As I write these words, Mrs. Brame remains in critical condition, the children, thankfully, are being shielded from the media by their family, and we are praying for them all. In the meantime, we, the horrified and grieving community, have begun to respond. Why didn’t anyone listen to Mrs. Brame’s pleas for protection? Why didn’t anyone see this coming? Did Chief Brame’s high position afford him some “protection” that he really shouldn’t have had?

But these questions aren’t really questions at all. They are answers – answers to a bigger question, one that is far more profound and far more human than we may realize. The question we’re really asking is: What does this horrible tragedy mean?

We go about our daily lives, worrying about our daily little concerns when, seemingly out of nowhere, a horrible tragedy occurs. It hits us hard – like a brutal punch in the gut on a day when we least expect it.

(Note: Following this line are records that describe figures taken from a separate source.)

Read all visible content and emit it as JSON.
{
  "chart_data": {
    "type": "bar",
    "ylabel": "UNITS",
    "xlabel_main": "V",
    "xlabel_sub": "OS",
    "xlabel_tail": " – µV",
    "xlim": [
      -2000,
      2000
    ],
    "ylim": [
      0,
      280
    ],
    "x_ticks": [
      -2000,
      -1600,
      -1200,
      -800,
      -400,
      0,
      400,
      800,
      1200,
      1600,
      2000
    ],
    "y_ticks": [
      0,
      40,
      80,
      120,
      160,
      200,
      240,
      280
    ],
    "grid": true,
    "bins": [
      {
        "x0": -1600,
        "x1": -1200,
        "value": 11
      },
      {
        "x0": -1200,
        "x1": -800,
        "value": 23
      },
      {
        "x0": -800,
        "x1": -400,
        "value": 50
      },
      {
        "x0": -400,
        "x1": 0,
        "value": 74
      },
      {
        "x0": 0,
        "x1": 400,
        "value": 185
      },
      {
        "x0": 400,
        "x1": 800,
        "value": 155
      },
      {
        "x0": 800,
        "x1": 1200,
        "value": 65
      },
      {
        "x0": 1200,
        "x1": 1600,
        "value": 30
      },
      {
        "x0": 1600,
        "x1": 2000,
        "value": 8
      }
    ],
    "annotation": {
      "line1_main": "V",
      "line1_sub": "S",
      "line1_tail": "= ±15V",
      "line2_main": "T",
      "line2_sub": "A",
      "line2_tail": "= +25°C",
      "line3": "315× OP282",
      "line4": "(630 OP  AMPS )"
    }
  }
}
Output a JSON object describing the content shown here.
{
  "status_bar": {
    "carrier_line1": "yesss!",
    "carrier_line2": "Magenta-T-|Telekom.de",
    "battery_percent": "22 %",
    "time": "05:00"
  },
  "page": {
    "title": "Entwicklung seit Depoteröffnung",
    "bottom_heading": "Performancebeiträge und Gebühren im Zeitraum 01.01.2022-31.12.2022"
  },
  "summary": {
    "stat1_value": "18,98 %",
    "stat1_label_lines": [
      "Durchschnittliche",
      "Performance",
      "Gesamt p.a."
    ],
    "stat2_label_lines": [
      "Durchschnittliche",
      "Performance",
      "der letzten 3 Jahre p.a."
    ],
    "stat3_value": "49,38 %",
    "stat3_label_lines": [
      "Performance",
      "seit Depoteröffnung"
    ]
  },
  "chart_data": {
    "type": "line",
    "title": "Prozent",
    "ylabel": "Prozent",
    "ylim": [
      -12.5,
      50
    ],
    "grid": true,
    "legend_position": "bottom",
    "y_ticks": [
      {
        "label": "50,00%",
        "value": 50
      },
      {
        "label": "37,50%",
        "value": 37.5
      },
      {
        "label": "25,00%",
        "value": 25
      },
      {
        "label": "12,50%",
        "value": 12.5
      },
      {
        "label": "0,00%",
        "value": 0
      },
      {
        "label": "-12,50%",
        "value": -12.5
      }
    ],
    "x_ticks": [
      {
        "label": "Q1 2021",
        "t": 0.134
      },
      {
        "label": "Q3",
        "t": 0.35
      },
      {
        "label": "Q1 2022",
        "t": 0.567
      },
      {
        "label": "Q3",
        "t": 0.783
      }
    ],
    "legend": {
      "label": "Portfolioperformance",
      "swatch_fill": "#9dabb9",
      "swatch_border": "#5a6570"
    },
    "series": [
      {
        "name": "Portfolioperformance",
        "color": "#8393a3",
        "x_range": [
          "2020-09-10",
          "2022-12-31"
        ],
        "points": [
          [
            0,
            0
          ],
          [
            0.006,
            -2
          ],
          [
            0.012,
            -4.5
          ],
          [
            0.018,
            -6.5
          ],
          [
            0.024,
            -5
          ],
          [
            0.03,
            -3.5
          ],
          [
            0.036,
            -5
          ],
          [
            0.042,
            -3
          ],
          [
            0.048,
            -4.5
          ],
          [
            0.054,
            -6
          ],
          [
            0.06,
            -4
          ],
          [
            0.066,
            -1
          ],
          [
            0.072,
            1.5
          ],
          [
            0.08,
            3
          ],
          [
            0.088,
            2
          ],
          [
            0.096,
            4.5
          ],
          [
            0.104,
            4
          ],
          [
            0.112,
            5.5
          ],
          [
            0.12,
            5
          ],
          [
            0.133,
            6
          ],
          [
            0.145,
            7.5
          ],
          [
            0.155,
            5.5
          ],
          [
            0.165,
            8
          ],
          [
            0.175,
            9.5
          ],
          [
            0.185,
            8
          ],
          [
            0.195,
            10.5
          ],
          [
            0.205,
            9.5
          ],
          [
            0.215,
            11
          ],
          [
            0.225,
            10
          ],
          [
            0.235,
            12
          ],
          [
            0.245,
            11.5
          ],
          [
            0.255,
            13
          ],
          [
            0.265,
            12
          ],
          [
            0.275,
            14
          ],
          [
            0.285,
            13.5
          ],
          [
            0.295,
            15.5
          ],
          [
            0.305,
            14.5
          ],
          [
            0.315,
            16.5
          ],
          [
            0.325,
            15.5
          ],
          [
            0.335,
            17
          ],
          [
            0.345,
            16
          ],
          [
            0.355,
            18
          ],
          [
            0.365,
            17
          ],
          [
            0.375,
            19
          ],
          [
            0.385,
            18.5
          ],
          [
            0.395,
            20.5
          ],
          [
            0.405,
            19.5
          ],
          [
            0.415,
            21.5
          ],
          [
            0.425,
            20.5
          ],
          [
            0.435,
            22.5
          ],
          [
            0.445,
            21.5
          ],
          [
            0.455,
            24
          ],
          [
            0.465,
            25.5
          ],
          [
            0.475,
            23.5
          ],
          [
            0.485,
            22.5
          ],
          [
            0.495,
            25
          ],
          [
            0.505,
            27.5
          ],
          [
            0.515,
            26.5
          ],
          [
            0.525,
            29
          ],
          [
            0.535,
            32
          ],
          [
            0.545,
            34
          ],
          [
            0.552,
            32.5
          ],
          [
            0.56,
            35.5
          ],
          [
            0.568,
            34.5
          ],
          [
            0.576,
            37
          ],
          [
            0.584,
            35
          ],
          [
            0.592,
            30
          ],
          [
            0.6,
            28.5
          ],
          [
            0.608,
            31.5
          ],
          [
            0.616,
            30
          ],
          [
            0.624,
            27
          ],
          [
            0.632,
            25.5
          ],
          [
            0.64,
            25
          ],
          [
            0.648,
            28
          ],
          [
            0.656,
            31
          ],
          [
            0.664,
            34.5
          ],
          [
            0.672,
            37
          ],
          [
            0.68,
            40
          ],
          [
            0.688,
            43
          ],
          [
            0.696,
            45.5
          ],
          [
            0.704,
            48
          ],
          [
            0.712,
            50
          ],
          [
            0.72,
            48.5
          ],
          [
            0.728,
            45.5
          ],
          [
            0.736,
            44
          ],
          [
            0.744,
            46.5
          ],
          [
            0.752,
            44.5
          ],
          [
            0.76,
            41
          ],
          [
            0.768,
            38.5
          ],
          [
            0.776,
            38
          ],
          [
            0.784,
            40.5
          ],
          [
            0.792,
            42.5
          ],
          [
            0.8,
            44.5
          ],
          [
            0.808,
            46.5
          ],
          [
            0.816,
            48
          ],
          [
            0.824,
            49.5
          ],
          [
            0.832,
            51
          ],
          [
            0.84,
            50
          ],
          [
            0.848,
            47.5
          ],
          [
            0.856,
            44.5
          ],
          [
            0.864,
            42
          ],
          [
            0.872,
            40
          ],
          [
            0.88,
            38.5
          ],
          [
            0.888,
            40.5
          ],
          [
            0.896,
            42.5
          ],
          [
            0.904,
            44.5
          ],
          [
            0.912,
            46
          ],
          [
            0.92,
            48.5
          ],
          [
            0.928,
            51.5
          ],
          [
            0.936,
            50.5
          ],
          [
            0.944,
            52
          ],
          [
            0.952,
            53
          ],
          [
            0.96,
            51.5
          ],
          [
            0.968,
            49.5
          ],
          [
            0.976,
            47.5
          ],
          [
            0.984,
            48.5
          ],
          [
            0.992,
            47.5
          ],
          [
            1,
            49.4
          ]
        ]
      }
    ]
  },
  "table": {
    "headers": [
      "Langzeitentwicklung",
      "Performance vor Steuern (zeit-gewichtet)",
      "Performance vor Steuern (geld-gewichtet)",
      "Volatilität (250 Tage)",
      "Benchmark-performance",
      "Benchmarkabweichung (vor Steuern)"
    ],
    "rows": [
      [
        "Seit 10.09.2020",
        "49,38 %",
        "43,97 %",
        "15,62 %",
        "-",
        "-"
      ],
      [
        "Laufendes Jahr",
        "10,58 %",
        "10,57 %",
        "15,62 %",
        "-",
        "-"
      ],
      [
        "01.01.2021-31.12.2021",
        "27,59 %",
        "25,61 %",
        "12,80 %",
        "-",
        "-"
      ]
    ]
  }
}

That’s why we try to find meaning. After all, people don’t just come up to you and punch you in the stomach for no reason. There must have been something that provoked this; there must have been some way to prevent this attack; there must be something we can learn from it. Yes, we cry, there must be a moral to this story.

Sadly, there isn’t. This tragedy wasn’t a fairy tale with a neat little moral a the end, it was a murder-suicide, and murder-suicides tend not to have any clear morals at all. Oh, we’ve tried to find them of course, and we will surely continue to do so. Just read the papers and watch TV – you’ll find all kinds of suggestions as to what this story “really” means.

Many of the arguments are valid, of course; others are not. What they share in common, however, is their deep rootedness in the horror we share over this terrible event.

And here, perhaps, is one lesson that we really can take from this tragedy – one that is simple, yet overwhelmingly powerful: This event horrified us all.

In other times and places, an incident such as this would have seemed far more commonplace, and may not have received much notice. But here in Tacoma, and indeed throughout the United States and elsewhere, it shakes us to the core. Here, when tragedies like this occur, we often don’t know how to respond, but the fact is that we want to do something, anything we can, to help. Here, it does get our attention. Here, we all pray for Mrs. Brame’s recovery, for the welfare of her children, and that somehow humanity can learn to avoid tragedies such as this in the future.

Some say that people are naturally good; others, that people are naturally sinful. Judaism holds that we are inherently neither good nor evil, but innocent, and that we each choose goodness or evil every moment. I have always embraced that truth, and I continue to do so. Now, however, having seen our community’s response this week, I can also say that, although we are indeed free to choose good or evil, around here most people choose to be good. Yes, there are thieves, murderers, and evildoers aplenty among us, but most of us weep for children who are suddenly orphaned. Most of us are horrified to learn of a young woman shot down in the prime of her life. Most of us decry unjust violence, and we do so from the bottom of our hearts.

We reel in shock, stumbling around in the darkness wrought by this evil deed, trying to find something firm to grasp, or even a faint ray of light to show us the way out. There, in that darkness, we find one another and, realizing that we are not alone in our search, and we take hands and hold on tight. We have made what is perhaps the most important realization of all – that here in the darkness with us are others who share our horror at evil, and our commitment to all that is most precious in life. Thus, we continue, hand-in-hand, to find our way together.

And as we do so, we continue our heartfelt prayers that Mrs. Brame and her children find healing, comfort, and peace. Kein y’hi ratzon – so may this be God’s will.